Au Cameroun les années se suivent et se ressemblent. Dès la mi-janvier, les fêtards compulsifs de la fin d’année, telles des cigales de la fable, commencent à se plaindre d’un mal aussi mystérieux qu’insaisissable: la janviose.
Il disparaîtra comme par enchantement dès que les salaires seront annoncés. Pas besoin d’un traitement ou d’un médecin particuliers. On a vu venir et arriver la « maladie »; elle s’en ira comme elle est venue c’est à dire au pas. Et l’année prochaine les mêmes causes produiront les mêmes effets. C’est une loi implacable de la nature: malgré les mutations génétiques, il est difficile de voir une cigale devenir fourmi par un coup de baguette magique.
Ce qui est valable pour le social semble avoir contaminé la classe politique où les cigales qui chantent, protestent et revendiquent à tue-tête semblent toujours plus nombreuses que les fourmis économes, laborieuses, prévoyantes et silencieuses.
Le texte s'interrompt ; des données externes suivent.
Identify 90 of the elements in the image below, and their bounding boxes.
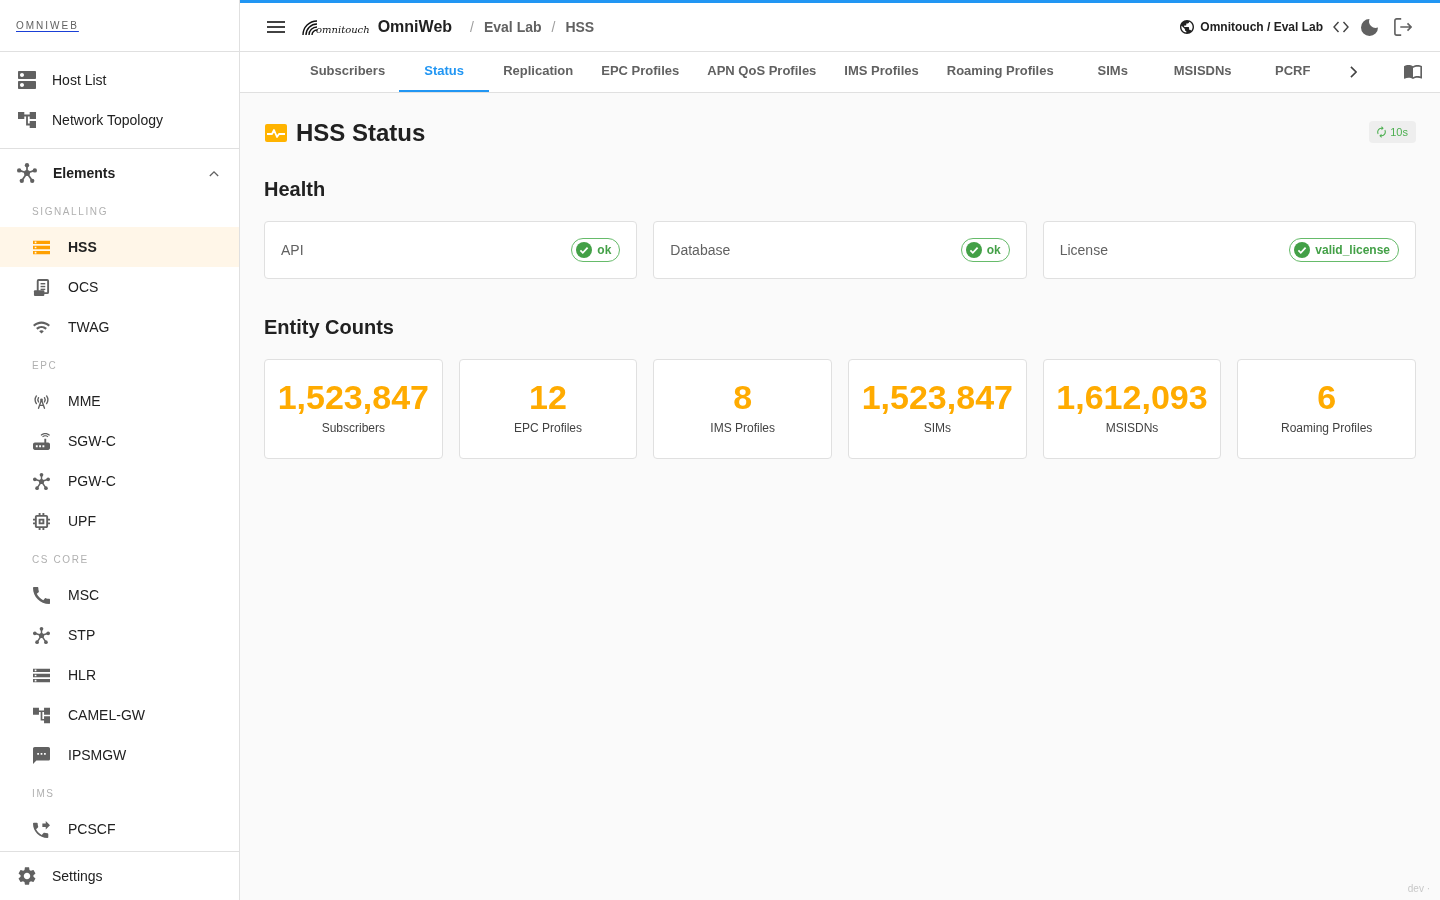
tab[interactable]: APN QoS Profiles [693,52,831,92]
nav-item[interactable]: HLR [0,655,239,695]
stat-value: 8 [733,376,753,417]
status-text: ok [986,242,1001,258]
receipt-icon [33,278,50,296]
status-text: valid_license [1315,242,1390,258]
globe-icon [1180,20,1195,34]
stat-value: 12 [529,376,567,417]
storage-icon [33,666,50,684]
nav-item[interactable]: Host List [0,60,239,100]
stat-label: EPC Profiles [513,419,582,436]
breadcrumb-separator: / [470,18,474,37]
nav-item[interactable]: HSS [0,227,239,267]
section-heading: Health [264,177,327,202]
menu-icon [267,21,285,33]
nav-item[interactable]: OCS [0,267,239,307]
breadcrumb-link[interactable]: Eval Lab [483,17,542,37]
status-text: ok [597,242,612,258]
hierarchy-icon [18,111,36,129]
antenna-icon [33,392,50,410]
brand-link[interactable]: OMNIWEB [16,18,79,33]
section-label: IMS [32,787,56,801]
health-label: API [281,241,304,260]
logo-text: omnitouch [316,25,370,35]
storage-icon [33,238,50,256]
stat-label: Roaming Profiles [1280,419,1373,436]
pulse-icon [265,124,287,142]
chevron-right-icon [1350,66,1358,78]
phone-icon [33,586,50,604]
nav-item[interactable]: MSC [0,575,239,615]
stat-label: Subscribers [321,419,385,436]
hierarchy-icon [33,706,50,724]
chat-bubble-icon [33,746,50,764]
tab[interactable]: IMS Profiles [830,52,933,92]
nav-group-header[interactable]: Elements [0,153,239,193]
app-title: OmniWeb [377,17,453,37]
section-heading: Entity Counts [264,315,395,340]
section-label: CS CORE [32,553,90,567]
stat-label: SIMs [923,419,951,436]
nav-item[interactable]: PCSCF [0,809,239,849]
tab[interactable]: Subscribers [296,52,400,92]
book-icon [1404,65,1422,79]
nav-item[interactable]: Settings [0,856,239,896]
code-button[interactable] [1333,21,1349,33]
section-label: SIGNALLING [32,205,110,219]
nav-item[interactable]: Network Topology [0,100,239,140]
tab[interactable]: Replication [489,52,588,92]
nav-item[interactable]: CAMEL-GW [0,695,239,735]
hub-icon [33,626,50,644]
hub-icon [17,163,37,183]
breadcrumb-link[interactable]: HSS [565,17,595,37]
stat-value: 1,523,847 [277,376,429,417]
nav-item[interactable]: PGW-C [0,461,239,501]
nav-item[interactable]: UPF [0,501,239,541]
breadcrumb-separator: / [551,18,556,37]
check-circle-icon [576,242,593,258]
stat-value: 1,523,847 [861,376,1013,417]
check-circle-icon [1294,242,1311,258]
tenant-selector[interactable]: Omnitouch / Eval Lab [1180,19,1323,35]
tab[interactable]: PCRF [1247,52,1338,92]
phone-forward-icon [33,820,50,838]
nav-item[interactable]: SGW-C [0,421,239,461]
tab[interactable]: SIMs [1067,52,1158,92]
hub-icon [33,472,50,490]
tab[interactable]: MSISDNs [1157,52,1248,92]
section-label: EPC [32,359,59,373]
health-label: License [1059,241,1108,260]
chip-icon [33,512,50,530]
page-title: HSS Status [296,118,426,148]
nav-item[interactable]: TWAG [0,307,239,347]
tab[interactable]: Roaming Profiles [932,52,1068,92]
check-circle-icon [965,242,982,258]
tab[interactable]: EPC Profiles [587,52,694,92]
server-icon [18,71,36,89]
settings-icon [18,867,36,885]
moon-icon [1361,18,1378,36]
stat-value: 1,612,093 [1056,376,1208,417]
stat-label: IMS Profiles [710,419,775,436]
logout-button[interactable] [1394,18,1412,36]
stat-label: MSISDNs [1105,419,1159,436]
nav-item[interactable]: STP [0,615,239,655]
health-label: Database [670,241,731,260]
logout-icon [1394,18,1412,36]
nav-item[interactable]: IPSMGW [0,735,239,775]
stat-value: 6 [1317,376,1337,417]
router-icon [33,432,50,450]
theme-button[interactable] [1361,18,1378,36]
refresh-icon [1377,126,1387,138]
code-icon [1333,21,1349,33]
nav-item[interactable]: MME [0,381,239,421]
Trois semaines après le début d’une nouvelle année électorale qui pourrait être marquée par la tenue des municipales, des législatives et peut-être pour la première fois des régionales, l’opposition camerounaise a embouché ses trompettes préférées que sont les marches, les tentatives de manifestations publiques, le dilatoire sur des sujets aussi démagogiques les uns que les autres. Autant d’initiatives vouées d’avance à l’échec à l’instar du combat de Don Quichotte contre les moulins à vents.
Trois semaines après le début de la campagne des inscriptions sur les listes électorales, certains partis de l’opposition préfèrent planifier des marches et des manifestations publiques contre le « fiasco et la honte » de la Coupe d’Afrique des Nations de football que le Cameroun n’organisera plus en 2019. D’autres n’ont pas encore totalement digéré leur propre honte ainsi que leur fiasco électoral à l’issue de la dernière élection présidentielle. Soit. Et après? Serait-on tenté de se demander?
Et maintenant? Chacun va continuer à jouer sa partition. Les fourmis comme le RDPC ont déjà commencé à compter et à comptabiliser leurs électeurs. Les autres peuvent entonner leur refrain favori qui consiste à donner de la grosse voix sur les sujets périphériques et sans impact électoral certain. Lorsqu’au mois de juin ou juillet le corps électoral sera convoqué et les inscriptions sur les listes arrêtées, ils vont en chœur entonner le couplet de la fraude et autres fadaises du même genre. Rendez-vous dans six ou sept mois pour ce concerto ou ce lamento en ré majeur.
Et maintenant? Avons-nous demandé. En réalité, l’étymologie de cet adverbe qui vient de « main tenant » c’est à dire l’instant présent où l’on tient quelque chose dans la main, montre bien que notre opposition n’a rien entre ses mains en ce moment. Elle brasse de l’air et du vent. Elle aurait pu et dû reprendre la main si elle avait mobilisé ses militants et sympathisants à s’inscrire massivement sur les listes électorales dans la foulée du dernier scrutin. Que non! Les plus radicaux exigent comme préalable la réforme en profondeur du système électoral. Pourquoi pas? La revendication ne manque pas de pertinence et de légitimité. Mais « un tiens vaut mieux que deux tu l’auras ». À chacun ses problèmes. La main ne tenant rien, sans circonscription tenant lieu de fiefs électoraux et surtout sans lieutenants sur le terrain, l’opposition camerounaise semble courir une fois de plus vers une défaite électorale. Le tout en chantant à tue-tête. À moins que le RDPC, par ses propres erreurs et errements, ne lui offre une planche de salut et un gilet de sauvetage. En politique tout est possible.